SNIPER (Specific and Nongenetic IAP-dependent Protein Eraser) is a compound which utilizes the ubiquitin-proteasome system to degrade target proteins. This compound is a “hybrid compound”, and consists of a moiety that binds to the target protein and a moiety that binds to E3 ubiquitin ligase (IAPs) with an appropriate linker. Designing this compound requires advanced medicinal chemistry and cutting-edge structural biology. When the SNIPER compound brings the target protein and E3 ubiquitin ligase (IAPs) into proximity (Step 1 in the chart below), ubiquitin as a protein degradation tag transfers from the E2 ubiquitin conjugating enzyme to the target protein (2) for recognition of the protein by the proteasome and subsequent degradation (3).

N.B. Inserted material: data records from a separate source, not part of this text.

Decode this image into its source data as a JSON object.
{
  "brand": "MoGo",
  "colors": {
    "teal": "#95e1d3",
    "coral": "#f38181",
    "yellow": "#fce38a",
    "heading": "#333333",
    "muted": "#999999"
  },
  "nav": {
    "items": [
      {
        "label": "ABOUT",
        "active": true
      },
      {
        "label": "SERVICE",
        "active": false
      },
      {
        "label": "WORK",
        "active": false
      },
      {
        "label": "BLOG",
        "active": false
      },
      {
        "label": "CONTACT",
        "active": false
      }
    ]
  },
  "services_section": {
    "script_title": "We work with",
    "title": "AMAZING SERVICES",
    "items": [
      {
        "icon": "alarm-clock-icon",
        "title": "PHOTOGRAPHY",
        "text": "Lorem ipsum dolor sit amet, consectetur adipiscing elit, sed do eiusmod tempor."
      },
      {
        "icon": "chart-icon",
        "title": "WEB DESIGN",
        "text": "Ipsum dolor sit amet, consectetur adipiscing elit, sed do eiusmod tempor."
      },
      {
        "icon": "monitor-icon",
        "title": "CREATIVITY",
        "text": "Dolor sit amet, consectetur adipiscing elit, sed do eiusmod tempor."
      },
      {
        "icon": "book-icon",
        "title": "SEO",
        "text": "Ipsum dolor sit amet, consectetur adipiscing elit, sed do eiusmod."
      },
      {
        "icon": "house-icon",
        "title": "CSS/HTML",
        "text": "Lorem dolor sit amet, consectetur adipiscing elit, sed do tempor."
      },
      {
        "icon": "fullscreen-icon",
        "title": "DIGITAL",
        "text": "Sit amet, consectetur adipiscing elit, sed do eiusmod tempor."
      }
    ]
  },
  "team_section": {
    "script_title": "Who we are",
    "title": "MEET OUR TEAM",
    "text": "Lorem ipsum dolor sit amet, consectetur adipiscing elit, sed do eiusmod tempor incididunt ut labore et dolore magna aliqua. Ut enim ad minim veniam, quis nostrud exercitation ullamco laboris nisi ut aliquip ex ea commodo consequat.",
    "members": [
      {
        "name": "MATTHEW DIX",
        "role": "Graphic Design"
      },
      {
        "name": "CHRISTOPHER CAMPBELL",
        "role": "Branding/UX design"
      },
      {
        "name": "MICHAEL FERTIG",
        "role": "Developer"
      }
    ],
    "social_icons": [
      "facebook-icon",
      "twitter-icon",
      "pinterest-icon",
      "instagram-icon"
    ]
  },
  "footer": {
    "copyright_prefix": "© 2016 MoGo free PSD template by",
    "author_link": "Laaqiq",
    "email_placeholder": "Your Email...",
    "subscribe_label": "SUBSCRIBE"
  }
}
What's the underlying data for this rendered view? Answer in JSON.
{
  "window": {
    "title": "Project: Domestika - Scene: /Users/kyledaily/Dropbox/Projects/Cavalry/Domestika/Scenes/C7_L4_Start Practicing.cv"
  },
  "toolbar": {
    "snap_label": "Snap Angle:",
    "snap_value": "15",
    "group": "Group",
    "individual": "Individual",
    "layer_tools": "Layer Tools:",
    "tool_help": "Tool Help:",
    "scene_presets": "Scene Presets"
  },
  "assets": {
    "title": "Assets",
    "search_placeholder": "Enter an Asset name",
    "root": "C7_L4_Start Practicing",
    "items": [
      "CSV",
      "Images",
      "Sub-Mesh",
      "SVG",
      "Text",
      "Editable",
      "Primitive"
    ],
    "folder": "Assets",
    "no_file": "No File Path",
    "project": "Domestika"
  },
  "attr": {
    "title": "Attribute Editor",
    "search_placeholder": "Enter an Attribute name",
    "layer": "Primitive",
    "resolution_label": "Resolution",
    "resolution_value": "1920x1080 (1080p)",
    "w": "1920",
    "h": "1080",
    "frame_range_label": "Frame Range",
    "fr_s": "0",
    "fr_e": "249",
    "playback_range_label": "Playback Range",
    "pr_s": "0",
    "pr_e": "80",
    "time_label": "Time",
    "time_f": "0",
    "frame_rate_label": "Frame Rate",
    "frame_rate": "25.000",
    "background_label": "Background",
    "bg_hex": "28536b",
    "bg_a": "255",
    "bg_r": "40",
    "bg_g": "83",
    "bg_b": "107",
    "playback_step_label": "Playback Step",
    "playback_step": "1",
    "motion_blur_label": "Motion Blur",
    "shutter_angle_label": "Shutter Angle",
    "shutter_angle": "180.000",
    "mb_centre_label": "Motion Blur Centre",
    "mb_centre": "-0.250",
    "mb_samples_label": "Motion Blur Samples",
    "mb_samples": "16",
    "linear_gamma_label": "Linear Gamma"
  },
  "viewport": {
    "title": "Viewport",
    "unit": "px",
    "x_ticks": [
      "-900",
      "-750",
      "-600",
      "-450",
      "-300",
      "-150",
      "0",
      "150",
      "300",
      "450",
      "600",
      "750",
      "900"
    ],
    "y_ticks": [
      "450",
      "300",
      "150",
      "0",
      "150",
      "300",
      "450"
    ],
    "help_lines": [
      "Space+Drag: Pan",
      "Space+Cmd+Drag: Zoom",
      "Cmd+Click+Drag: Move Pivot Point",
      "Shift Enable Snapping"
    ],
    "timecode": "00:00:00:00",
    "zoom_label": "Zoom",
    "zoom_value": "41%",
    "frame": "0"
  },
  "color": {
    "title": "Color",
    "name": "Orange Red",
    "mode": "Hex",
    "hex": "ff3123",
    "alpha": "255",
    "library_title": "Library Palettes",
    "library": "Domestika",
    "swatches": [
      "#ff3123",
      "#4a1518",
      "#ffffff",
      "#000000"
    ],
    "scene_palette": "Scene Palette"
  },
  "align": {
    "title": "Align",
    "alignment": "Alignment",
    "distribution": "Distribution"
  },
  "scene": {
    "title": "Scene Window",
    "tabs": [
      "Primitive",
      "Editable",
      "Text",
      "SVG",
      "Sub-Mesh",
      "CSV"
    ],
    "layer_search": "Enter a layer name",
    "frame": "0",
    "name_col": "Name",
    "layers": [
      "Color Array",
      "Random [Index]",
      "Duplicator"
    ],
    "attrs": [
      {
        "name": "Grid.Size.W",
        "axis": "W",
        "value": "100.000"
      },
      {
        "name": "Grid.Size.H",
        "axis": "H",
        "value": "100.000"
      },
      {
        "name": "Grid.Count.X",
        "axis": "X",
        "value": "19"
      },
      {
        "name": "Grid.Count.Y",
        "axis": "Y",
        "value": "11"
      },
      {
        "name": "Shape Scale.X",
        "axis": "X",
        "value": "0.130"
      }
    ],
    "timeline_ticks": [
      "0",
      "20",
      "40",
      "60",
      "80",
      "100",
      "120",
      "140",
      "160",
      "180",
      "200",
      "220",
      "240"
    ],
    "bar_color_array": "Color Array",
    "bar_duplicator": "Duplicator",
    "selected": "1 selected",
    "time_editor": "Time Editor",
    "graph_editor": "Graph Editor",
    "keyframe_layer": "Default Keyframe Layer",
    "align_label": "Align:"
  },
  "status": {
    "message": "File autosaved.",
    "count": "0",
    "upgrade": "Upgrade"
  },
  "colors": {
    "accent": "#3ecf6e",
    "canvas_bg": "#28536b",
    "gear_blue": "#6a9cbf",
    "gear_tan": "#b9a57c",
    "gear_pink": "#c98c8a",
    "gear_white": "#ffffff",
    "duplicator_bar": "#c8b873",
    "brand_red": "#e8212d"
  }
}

Conventional small-molecule inhibitors bind to the active moiety of target enzymes, and express pharmacological activity by inhibiting the activity thereof. On the other hand, because SNIPER exhibits pharmacological properties by target protein degradation as described above, it is not only expected to exhibit different pharmacological activity from small-molecule inhibitors; it is also predicted to target proteins that do not have enzymatic activity. Similar technologies include PROTAC (PROteolysis TArgeting Chimeras) and Degronimid.

2. About the Ubiquitin-Proteasome System
The ubiquitin-proteasome system is one of the naturally occurring mechanisms for controlling the degradation of unneeded proteins, and is in control of critical movements relating to the preservation of life including cell cycle, transcription regulation, and signal transmission. When ubiquitin as a protein degradation tag connects to unneeded proteins through agents such as the E3 ubiquitin ligase, it marks the protein for recognition by the proteasome for subsequent degradation. In recent years, the relation between the ubiquitin-proteasome system and major human diseases including cancer and neurodegeneration is becoming evident.